Maestrale Chat v0.4 Alpha SFT: An Italian-Optimized Mistral-7b Variant
Maestrale chat v0.4 alpha SFT is a 7 billion parameter language model developed by @efederici and @mferraretto. It is built upon the Mistral-7b architecture, undergoing continued pre-training with a curated, large-scale, high-quality Italian corpus, and merged with the occiglot-7b-eu5 model. The model has been fine-tuned using Supervised Fine-Tuning (SFT) on 1.7 million conversations/instructions over two epochs.
Key Capabilities and Improvements (v0.4):
- Italian Language Focus: Optimized for high performance in Italian, leveraging extensive pre-training on relevant datasets.
- Enhanced Reasoning: Demonstrates improved capabilities in mathematical and general reasoning tasks.
- Truthfulness: Features improved truthfulness in its responses.
- Agentic Behavior: Incorporates agent-like functionalities.
- Mermaid Mindmaps: Capable of generating Mermaid mindmaps.

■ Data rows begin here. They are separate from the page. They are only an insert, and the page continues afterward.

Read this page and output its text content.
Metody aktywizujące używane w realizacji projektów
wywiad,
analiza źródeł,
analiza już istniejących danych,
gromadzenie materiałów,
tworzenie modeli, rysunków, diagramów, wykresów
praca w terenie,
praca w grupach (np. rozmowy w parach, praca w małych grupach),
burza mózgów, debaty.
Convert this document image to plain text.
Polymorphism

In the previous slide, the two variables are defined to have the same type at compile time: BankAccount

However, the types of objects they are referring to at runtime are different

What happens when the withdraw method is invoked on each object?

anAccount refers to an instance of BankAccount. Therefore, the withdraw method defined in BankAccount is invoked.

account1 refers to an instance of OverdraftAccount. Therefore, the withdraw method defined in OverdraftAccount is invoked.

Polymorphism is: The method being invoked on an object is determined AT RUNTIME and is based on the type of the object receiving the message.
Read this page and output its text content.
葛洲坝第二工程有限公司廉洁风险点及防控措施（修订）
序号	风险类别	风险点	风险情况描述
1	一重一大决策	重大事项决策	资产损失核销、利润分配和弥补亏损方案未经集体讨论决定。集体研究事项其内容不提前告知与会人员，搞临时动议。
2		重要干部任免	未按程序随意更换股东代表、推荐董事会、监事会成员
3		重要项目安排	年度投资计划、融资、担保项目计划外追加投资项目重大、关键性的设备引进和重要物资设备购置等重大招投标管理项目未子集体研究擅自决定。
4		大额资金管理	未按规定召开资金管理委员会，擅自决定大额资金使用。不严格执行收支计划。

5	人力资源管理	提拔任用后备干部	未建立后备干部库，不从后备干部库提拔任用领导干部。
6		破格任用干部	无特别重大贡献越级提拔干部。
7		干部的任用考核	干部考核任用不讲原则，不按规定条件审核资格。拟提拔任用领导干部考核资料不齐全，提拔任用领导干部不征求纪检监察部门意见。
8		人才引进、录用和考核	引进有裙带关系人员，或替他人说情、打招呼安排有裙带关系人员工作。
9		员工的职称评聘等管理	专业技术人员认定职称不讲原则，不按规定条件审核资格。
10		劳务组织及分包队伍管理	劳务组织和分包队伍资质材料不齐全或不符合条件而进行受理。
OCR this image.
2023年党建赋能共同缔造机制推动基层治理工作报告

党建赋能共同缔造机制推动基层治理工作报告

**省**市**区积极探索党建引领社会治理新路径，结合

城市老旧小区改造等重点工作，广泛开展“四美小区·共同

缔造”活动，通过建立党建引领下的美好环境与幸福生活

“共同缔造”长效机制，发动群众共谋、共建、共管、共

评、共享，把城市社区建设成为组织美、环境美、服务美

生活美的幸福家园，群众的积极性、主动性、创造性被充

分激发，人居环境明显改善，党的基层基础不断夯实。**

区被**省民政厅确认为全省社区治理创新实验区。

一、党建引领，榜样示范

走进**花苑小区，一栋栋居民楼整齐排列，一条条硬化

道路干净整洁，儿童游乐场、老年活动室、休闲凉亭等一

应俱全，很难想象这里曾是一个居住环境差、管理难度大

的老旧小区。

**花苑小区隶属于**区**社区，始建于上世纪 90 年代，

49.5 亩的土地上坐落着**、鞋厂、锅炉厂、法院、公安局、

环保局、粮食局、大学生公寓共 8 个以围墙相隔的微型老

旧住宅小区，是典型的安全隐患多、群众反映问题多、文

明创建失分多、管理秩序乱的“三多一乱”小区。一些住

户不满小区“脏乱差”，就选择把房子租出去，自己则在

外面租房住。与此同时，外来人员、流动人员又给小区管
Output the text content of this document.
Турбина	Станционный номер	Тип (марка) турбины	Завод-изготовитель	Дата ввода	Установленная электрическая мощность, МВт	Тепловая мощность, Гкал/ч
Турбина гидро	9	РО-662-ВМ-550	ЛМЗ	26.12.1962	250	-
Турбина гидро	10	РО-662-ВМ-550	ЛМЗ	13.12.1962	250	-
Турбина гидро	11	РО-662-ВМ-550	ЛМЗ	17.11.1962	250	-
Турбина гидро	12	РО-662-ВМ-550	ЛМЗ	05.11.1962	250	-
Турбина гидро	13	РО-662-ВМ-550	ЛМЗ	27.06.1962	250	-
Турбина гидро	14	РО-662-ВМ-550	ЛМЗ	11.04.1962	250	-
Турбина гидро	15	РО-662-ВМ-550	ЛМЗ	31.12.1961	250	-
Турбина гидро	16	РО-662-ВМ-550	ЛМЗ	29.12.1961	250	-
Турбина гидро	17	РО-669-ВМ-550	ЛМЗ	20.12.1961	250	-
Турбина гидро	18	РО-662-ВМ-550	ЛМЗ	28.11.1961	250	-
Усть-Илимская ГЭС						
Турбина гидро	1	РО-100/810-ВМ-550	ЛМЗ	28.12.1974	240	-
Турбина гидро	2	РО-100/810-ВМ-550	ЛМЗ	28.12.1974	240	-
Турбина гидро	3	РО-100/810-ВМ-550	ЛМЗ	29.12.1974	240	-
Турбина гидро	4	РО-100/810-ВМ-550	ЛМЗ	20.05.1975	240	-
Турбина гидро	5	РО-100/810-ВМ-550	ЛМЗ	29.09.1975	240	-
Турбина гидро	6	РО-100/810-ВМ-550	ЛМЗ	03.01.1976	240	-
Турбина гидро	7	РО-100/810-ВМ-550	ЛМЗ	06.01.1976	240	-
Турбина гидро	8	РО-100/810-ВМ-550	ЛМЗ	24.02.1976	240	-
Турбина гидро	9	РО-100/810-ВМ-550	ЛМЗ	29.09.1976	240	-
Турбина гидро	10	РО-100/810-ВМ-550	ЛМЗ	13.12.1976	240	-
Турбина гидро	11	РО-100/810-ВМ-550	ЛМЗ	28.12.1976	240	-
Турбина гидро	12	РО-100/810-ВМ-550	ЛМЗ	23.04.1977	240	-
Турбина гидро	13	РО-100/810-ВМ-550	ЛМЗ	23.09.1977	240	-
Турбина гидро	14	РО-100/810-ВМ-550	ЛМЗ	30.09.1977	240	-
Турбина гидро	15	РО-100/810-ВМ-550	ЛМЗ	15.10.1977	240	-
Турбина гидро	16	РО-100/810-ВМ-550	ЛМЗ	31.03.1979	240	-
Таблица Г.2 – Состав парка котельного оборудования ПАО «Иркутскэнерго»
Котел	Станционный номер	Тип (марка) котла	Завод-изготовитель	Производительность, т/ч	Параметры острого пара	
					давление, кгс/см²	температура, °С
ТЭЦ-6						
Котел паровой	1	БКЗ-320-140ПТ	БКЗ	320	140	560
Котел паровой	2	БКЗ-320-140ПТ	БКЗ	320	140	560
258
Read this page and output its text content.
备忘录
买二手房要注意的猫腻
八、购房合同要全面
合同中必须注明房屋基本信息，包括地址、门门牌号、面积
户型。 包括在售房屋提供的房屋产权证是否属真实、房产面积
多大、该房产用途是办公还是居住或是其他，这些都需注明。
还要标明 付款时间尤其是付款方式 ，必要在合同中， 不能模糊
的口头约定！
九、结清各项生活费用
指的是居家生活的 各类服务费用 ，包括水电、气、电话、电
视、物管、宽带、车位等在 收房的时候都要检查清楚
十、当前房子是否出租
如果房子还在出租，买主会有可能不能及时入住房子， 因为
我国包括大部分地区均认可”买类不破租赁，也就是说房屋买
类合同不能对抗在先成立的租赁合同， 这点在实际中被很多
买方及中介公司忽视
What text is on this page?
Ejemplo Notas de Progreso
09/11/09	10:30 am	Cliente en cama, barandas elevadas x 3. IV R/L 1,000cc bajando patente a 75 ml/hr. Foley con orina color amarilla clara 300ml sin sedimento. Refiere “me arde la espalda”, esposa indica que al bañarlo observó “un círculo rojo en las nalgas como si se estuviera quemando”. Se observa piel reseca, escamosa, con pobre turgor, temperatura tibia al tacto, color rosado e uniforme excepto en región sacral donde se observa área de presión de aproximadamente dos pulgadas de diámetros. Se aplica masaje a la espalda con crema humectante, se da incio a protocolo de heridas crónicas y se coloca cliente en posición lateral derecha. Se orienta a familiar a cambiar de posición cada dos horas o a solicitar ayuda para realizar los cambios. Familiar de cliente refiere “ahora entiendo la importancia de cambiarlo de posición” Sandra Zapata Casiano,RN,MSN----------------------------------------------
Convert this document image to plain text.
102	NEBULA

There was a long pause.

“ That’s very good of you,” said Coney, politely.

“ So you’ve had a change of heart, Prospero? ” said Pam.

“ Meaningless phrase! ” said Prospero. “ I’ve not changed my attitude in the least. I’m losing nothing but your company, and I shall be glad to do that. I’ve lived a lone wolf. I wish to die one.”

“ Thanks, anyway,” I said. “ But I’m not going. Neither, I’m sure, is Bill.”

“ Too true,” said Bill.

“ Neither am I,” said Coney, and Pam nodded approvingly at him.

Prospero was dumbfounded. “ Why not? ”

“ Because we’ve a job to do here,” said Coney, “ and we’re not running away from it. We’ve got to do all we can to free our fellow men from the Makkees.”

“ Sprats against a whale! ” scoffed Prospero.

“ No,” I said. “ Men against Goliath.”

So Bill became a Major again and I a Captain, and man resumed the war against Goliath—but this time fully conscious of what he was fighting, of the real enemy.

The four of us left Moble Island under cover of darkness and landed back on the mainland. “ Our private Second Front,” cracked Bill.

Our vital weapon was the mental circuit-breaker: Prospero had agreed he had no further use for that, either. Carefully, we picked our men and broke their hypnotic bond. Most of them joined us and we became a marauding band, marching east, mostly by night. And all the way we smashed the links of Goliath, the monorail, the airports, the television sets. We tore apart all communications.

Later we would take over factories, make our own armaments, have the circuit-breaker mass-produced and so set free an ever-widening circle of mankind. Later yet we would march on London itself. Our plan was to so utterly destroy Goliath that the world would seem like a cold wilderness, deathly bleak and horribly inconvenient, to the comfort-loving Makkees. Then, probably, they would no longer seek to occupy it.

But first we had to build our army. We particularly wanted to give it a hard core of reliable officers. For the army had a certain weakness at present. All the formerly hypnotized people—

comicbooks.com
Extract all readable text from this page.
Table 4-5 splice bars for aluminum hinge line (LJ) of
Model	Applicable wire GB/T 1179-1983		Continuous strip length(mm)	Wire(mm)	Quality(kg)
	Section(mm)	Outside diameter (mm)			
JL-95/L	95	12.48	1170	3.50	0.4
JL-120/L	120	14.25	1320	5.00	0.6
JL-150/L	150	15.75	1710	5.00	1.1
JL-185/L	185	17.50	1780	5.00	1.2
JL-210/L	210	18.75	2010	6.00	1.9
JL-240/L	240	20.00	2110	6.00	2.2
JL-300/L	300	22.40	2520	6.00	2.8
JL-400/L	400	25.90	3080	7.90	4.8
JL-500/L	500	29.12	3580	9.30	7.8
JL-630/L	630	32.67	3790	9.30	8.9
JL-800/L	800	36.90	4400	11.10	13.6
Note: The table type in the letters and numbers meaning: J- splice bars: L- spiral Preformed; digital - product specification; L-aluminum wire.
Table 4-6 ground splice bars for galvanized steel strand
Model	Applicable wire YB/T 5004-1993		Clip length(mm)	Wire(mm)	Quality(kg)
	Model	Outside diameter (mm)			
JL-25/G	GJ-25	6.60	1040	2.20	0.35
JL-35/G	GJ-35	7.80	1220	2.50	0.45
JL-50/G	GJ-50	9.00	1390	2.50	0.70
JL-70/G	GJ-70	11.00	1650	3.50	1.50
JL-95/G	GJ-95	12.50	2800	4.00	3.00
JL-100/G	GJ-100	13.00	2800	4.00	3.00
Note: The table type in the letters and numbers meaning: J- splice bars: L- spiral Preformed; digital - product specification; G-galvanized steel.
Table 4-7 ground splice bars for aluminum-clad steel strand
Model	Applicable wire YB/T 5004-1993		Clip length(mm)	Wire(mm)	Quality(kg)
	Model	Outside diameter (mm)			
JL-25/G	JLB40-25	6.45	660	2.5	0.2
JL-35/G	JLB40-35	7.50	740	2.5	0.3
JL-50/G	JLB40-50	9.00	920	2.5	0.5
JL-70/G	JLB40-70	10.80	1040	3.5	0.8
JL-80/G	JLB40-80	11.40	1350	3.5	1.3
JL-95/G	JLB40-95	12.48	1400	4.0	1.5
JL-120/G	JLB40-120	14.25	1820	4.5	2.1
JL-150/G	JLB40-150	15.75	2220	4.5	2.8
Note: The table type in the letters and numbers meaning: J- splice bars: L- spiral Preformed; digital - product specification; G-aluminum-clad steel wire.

- Literary Tasks: Shows proficiency in tasks such as Latin translations and poem generation.
Performance Highlights:
Preliminary scores indicate competitive performance on Italian benchmarks:
- Hellaswag_it: 0.5220 accuracy (0.6887 acc_norm)
- ARC_it: 0.1762 accuracy (0.5090 acc_norm)
- M_MMLU_it: 0.569 accuracy
Intended Use:
This model is designed for chat and instruction-following applications, particularly where strong Italian language understanding and generation are required. While an alpha version, it can refuse to answer certain prompts, indicating some safety considerations.